Youth Skills Development and Employment
Many of our young people who complete basic school are on the streets of major cities and towns idling away their energetic youth. They are venders, hawking into poverty. They are fighting hard to prevent themselves from delinquent behavior and to survive. But life is very tough on them. For many, the options are diminishing by the day. When the Junior Secondary School system was introduced, we were told that every school will have a workshop for vocational and technical training so that JSS graduates can have skills for self-employment even if they are unable to further their education.
This has not happened. Yet our politicians are still bold enough to ask for our votes without shame. Where are the skills for our young people? Various governments come with big-mouth promises, big policy launches, media-heavy initiatives; and that’s all after the noise. What will the manifestoes say about this?
Perhaps the manifestoes don’t really matter. They are just window dressing tools to throw dust into our eyes. At best they may be available only to meet a traditional requirement for political expediency. After all the masses don’t seem to be interested in documented manifestoes; they are moved by campaign rhetoric and cosmetic development.
But we must insist on quality manifestoes, and the wide broadcasting of their content to stimulate an election discourse dictated by documented and weighted development policy proposals. This is where the role of media is critical. Manifestoes must matter and good manifestoes must be a critical component of the voters’ decision making process.

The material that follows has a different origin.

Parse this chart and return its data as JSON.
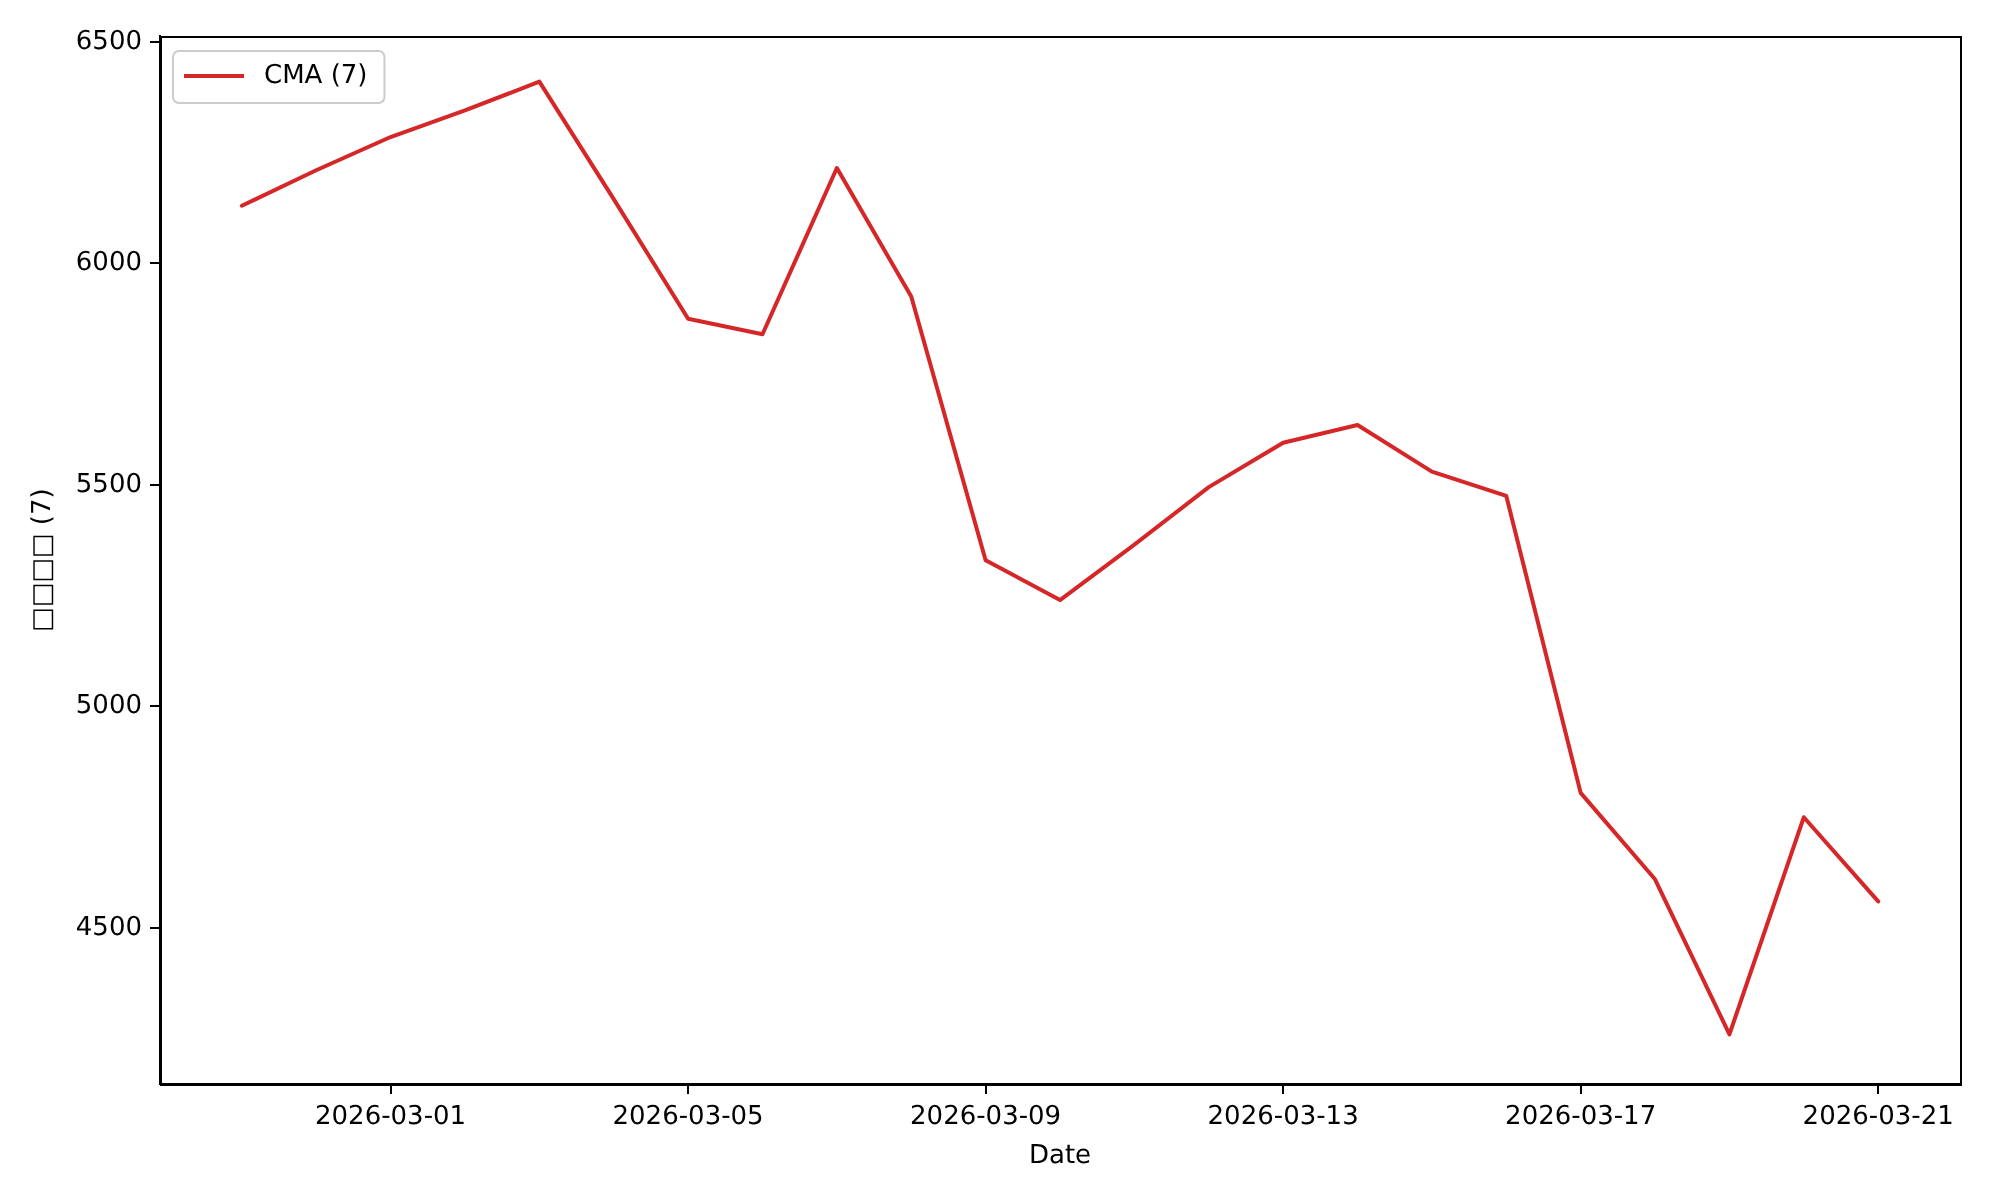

So this is what we can do: put pressure on the political parties to produce and publish their manifestoes before the end of August; task all radio stations to produce weekly prime-time programmes for independent analysis of the manifestoes by non-partisan experts, including local language editions. Similar programmes may be done by Television stations. Also, our churches should provide platforms for non-partisan analysis of the manifestoes. They should see this as a spiritual responsibility because civil duties are part of Christian expectations. Our Mosques could do something similar.
As a country, 59 years after independence is not too short for us to have a good grasp of our developmental aspirations and strategies to achieve them. We must take advantage of the opportunities globalisation offers for international knowledge sharing and competiveness. We don’t have to spend more than 200 years like the United States to fashion out a democratic system that is progressive for our context.

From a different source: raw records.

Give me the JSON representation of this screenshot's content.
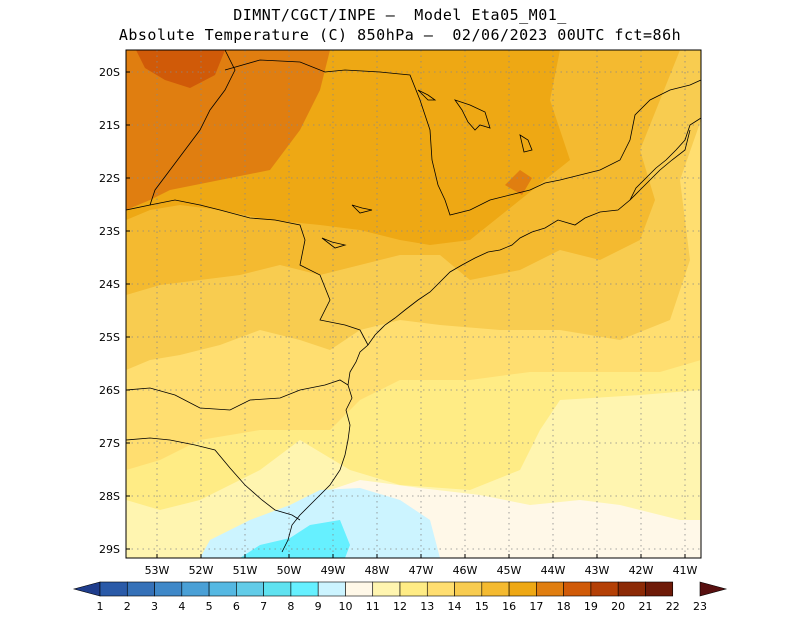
{
  "title": {
    "line1": "DIMNT/CGCT/INPE –  Model Eta05_M01_",
    "line2": "Absolute Temperature (C) 850hPa –  02/06/2023 00UTC fct=86h"
  },
  "map": {
    "lat_labels": [
      "20S",
      "21S",
      "22S",
      "23S",
      "24S",
      "25S",
      "26S",
      "27S",
      "28S",
      "29S"
    ],
    "lon_labels": [
      "53W",
      "52W",
      "51W",
      "50W",
      "49W",
      "48W",
      "47W",
      "46W",
      "45W",
      "44W",
      "43W",
      "42W",
      "41W"
    ]
  },
  "colorbar": {
    "labels": [
      "1",
      "2",
      "3",
      "4",
      "5",
      "6",
      "7",
      "8",
      "9",
      "10",
      "11",
      "12",
      "13",
      "14",
      "15",
      "16",
      "17",
      "18",
      "19",
      "20",
      "21",
      "22",
      "23"
    ],
    "colors": [
      "#1f3d8c",
      "#2a5aa8",
      "#3571b8",
      "#3f88c8",
      "#4aa0d6",
      "#55b8e2",
      "#62cce8",
      "#5fe2f0",
      "#66f0ff",
      "#ccf4ff",
      "#fff8e8",
      "#fff5b0",
      "#ffec85",
      "#ffde70",
      "#f8cc50",
      "#f4ba30",
      "#eea814",
      "#e07e10",
      "#d05a08",
      "#b44006",
      "#8c2a06",
      "#6e1a08",
      "#581010"
    ]
  },
  "field_colors": {
    "t11": "#fff8e8",
    "t10": "#ccf4ff",
    "t9": "#66f0ff",
    "t12": "#fff5b0",
    "t13": "#ffec85",
    "t14": "#ffde70",
    "t15": "#f8cc50",
    "t16": "#f4ba30",
    "t17": "#eea814",
    "t18": "#e07e10",
    "t19": "#d05a08",
    "boundary": "#000000",
    "grid": "#888888"
  }
}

We do not have to go through all the experiences Germany had before we can develop a political system that is measured by its productive impact on industry and we should not sit by for countries we have inspired to overtake us because they put development above mere politics. Let’s get our political parties to be more responsible. Let’s make them feel the hard work they must do to earn our votes; so that when they get the power they can rally and inspire us to work harder together to achieve concrete developmental goals. So let’s start with real good manifestoes this election season.